The crisis unfolding in the Central African Republic may end up being the most under-reported story of the year. An outbreak of mass violence has led to the deaths of over 500 people and displacement of over 200,000 in just the past three weeks. [See United to End Genocide’s Fact Sheet on CAR here.]
In fact, with the violence taking on Christian versus Muslim hues, several voices in the international community have warned that the country may be “on the verge of genocide”.
Lawmakers are starting to understand the urgency of the crisis. And this week, the Senate Foreign Relations Committee took on the topic of one of the poorest and arguably least familiar countries in a Hearing on the Central African Republic (CAR) on Tuesday, December 17.

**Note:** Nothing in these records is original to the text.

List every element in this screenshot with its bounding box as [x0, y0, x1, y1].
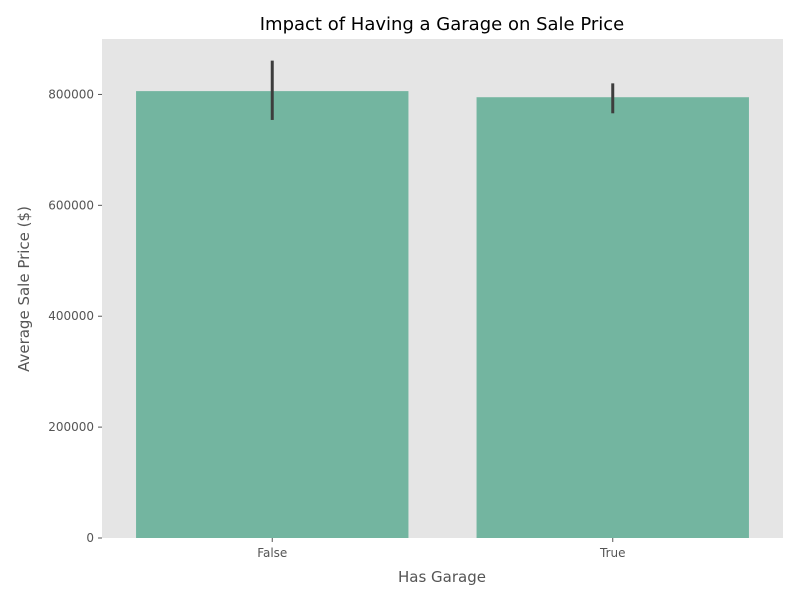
y-tick-label: 600000: [48, 198, 94, 212]
y-axis-label: Average Sale Price ($): [15, 206, 33, 372]
x-axis: False True: [257, 538, 626, 560]
bar-series: [136, 91, 749, 539]
bar-false: [136, 91, 409, 539]
x-axis-label: Has Garage: [398, 568, 486, 586]
y-axis: 0 200000 400000 600000 800000: [48, 87, 102, 545]
error-bars: [270, 60, 615, 120]
x-tick-label: True: [599, 546, 626, 560]
y-tick-label: 0: [86, 531, 94, 545]
bar-true: [476, 97, 749, 538]
y-tick-label: 400000: [48, 309, 94, 323]
y-tick-label: 800000: [48, 87, 94, 101]
y-tick-label: 200000: [48, 420, 94, 434]
x-tick-label: False: [257, 546, 287, 560]
chart-title: Impact of Having a Garage on Sale Price: [260, 14, 625, 35]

At the Hearing, Senators Coons (D-DE), Flake (R-AZ), and Cardin (D-MD) took turns asking a panel of government officials and outside experts about the nature of the crisis and the adequacy of the response.
U.S. Assistant Secretary for Africa Linda Thomas-Greenfield said the United States is deeply concerned by the sectarian nature of the violence in CAR and emphasized ongoing high-level attention and work with international partners. This included support of UN Security Council action to establish an arms embargo, a Sanctions Committee, a Panel of Experts, and authorization of a Commission of Inquiry. She also credited the interagency Atrocities Prevention Board set up in 2012 with providing direction for the U.S. response to the crisis and the impetus behind a personal message to the people of the Central African Republic which has been widely spread by local radio.
Still, as International Crisis Group’s Mark Schneider and Lisabeth List of Doctors Without Borders (MSF) pointed out the international response to the violence in the Central African Republic has been “woefully slow” and the UN humanitarian response of United Nation’s agencies “wholly inadequate”.
While 1,600 French troops have been deployed and a few thousand African Union troops are being deployed with $100 million in assistance from the United States, those deployments are not moving fast enough and preparations for a longer term and more robust UN peacekeeping operation are lacking. As MSF pointed out in a scathing letter, UN humanitarian efforts still lack personnel with emergency experience and the willingness to deploy to the places where people are most vulnerable.
The way forward is to establish security in the capital of Bangui, the heart of most of the violence in recent weeks, then to establish humanitarian corridors to other hard hit places.
With a tenth of the population displaced and quarter estimated as in danger of going hungry, humanitarian efforts must also be stepped up in the immediate term. These efforts must be supported by longer term work toward a sustainable political transition, inter-religious peace building, and economic development.